Posted by Kate on Tuesday, October 28, 2008 at 4:54pm.
The rod is cooler than the water; therefore, the rod will gain heat and the water will lose heat and the two added together will be zero (one will be negative).
massrod x specific heat rod x (Tfinal-Tinitial) + massH2O x specific heat water x (Tfinal-Tinitial) = 0
Solve for
You will need to look up the specific heat of the rod and the water if they are not listed in the problem. Post your work if you get stuck.

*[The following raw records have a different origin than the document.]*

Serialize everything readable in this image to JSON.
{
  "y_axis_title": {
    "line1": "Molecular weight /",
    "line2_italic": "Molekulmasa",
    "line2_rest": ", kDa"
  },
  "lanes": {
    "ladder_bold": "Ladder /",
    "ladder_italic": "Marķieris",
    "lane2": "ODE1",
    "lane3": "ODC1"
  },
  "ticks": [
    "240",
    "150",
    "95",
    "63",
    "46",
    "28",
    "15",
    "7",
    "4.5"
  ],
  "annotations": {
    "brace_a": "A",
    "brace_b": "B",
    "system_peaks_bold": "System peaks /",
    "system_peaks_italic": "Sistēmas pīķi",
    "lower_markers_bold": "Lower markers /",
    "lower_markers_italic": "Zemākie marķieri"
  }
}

I did not get the correct answer...
Solve for MassSteel.
Here is my work-
masssteelx specific heat rod x (Tfinal-Tinitial) + massH2O x specific heat water x (Tfinal-Tinitial) = 0
MassSteel = -massH2O x specific heat water x (Tfinal-Tinitial)/ specific heat rod x (Tfinal-Tinitial)
MassSteel = -120mL x 4.18J/gC x -1C/ 0.452 J/gC x -1C
MassSteel = 1109.73
What did I do wrong???
I think trying to shuffle the equation with algebra makes the problem harder. I think what you did wrong is that you didn't substitute Tf-Ti correctly.
Here is what I did:
massrod x sp.h.rod x (Tf-Ti) + massH2O x sph.H2O x (Tf-Ti) = 0
mass rod = Y
[Y*0.452*(21.1-2)] + [120*4.18*(21.1-22.0)] = 0
8.633Y-451.44 = 0
PLEASE check what I've done to make sure I've not made an error. You can finish the problem but the answer I obtained is approximately 50 g. It appears to me that you substituted 1 for Tf-Ti for both rod and water. I hope this helps. Let me know if you have any problems.
It worked!! Thanks so much for your help!